Люда вздохнула и отвернулась с опущенными плечами.
— Сейчас поднимусь, — сказал Сергей, — я звоню из автомата у вашего дома.
— Вот и чудесно, — сказал я. — Валяй, поднимайся.
— Не нужно все это, — слабо сказала Люда.
Когда я открыл ему дверь, то почему-то сразу успокоился. Он был таким, каким я представил его по голосу: юным, большим и серьезным. В его лексиконе не было словечка “секс”. Он посмотрел на меня без вызова и без робости, а когда увидел Люду, то просиял так широко и безудержно, что у меня внутри что-то дрогнуло.

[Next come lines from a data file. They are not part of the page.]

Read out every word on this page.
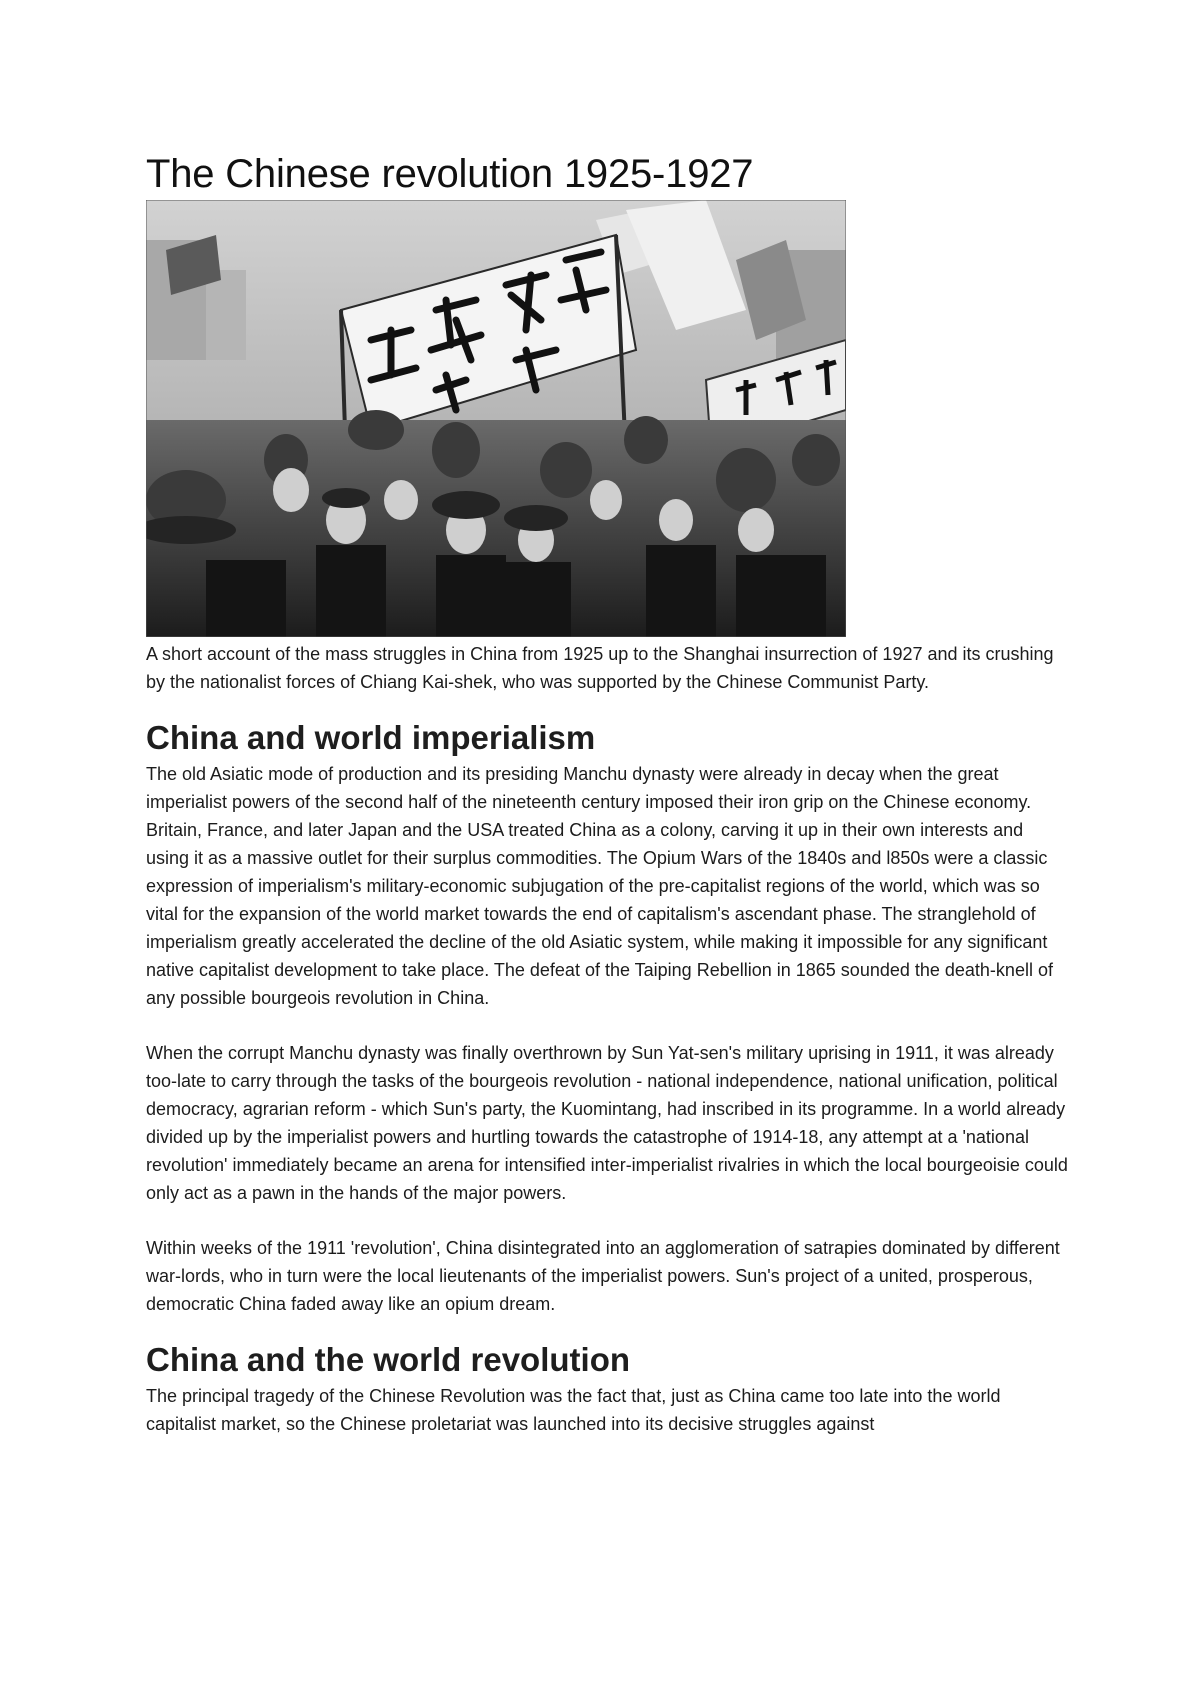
The Chinese revolution 1925-1927

A short account of the mass struggles in China from 1925 up to the Shanghai insurrection of 1927 and its crushing by the nationalist forces of Chiang Kai-shek, who was supported by the Chinese Communist Party.

China and world imperialism

The old Asiatic mode of production and its presiding Manchu dynasty were already in decay when the great imperialist powers of the second half of the nineteenth century imposed their iron grip on the Chinese economy. Britain, France, and later Japan and the USA treated China as a colony, carving it up in their own interests and using it as a massive outlet for their surplus commodities. The Opium Wars of the 1840s and l850s were a classic expression of imperialism's military-economic subjugation of the pre-capitalist regions of the world, which was so vital for the expansion of the world market towards the end of capitalism's ascendant phase. The stranglehold of imperialism greatly accelerated the decline of the old Asiatic system, while making it impossible for any significant native capitalist development to take place. The defeat of the Taiping Rebellion in 1865 sounded the death-knell of any possible bourgeois revolution in China.

When the corrupt Manchu dynasty was finally overthrown by Sun Yat-sen's military uprising in 1911, it was already too-late to carry through the tasks of the bourgeois revolution - national independence, national unification, political democracy, agrarian reform - which Sun's party, the Kuomintang, had inscribed in its programme. In a world already divided up by the imperialist powers and hurtling towards the catastrophe of 1914-18, any attempt at a 'national revolution' immediately became an arena for intensified inter-imperialist rivalries in which the local bourgeoisie could only act as a pawn in the hands of the major powers.

Within weeks of the 1911 'revolution', China disintegrated into an agglomeration of satrapies dominated by different war-lords, who in turn were the local lieutenants of the imperialist powers. Sun's project of a united, prosperous, democratic China faded away like an opium dream.

China and the world revolution

The principal tragedy of the Chinese Revolution was the fact that, just as China came too late into the world capitalist market, so the Chinese proletariat was launched into its decisive struggles against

Но Люда не ответила ему и не улыбнулась, она обеспокоенно посмотрела на меня.
Я понял, что, поднимаясь к нам, он и не думал обо мне, о том, что я могу его побить, а думал о Люде и пришел не затем, чтобы предъявлять какие-то права на нее, а просто потому, что она позвала его через меня. Он не брал меня в расчет. Я увидел, что он любит ее, но не мог понять, как к нему относится она.
— Вы хотели видеть меня, — наконец сказал он ей, не дождавшись от меня никаких объяснений. Он смотрел на нее.
— Нет, это мой муж позвал вас, — тихо произнесла Люда.
И тут я понял про нее все, и мне стало страшно, как никогда. Моя Люда была моей случайно. Я мало звал ее на “вы”. Я мало с ней церемонился. Я высмеивал в ней именно то, за что любил ее.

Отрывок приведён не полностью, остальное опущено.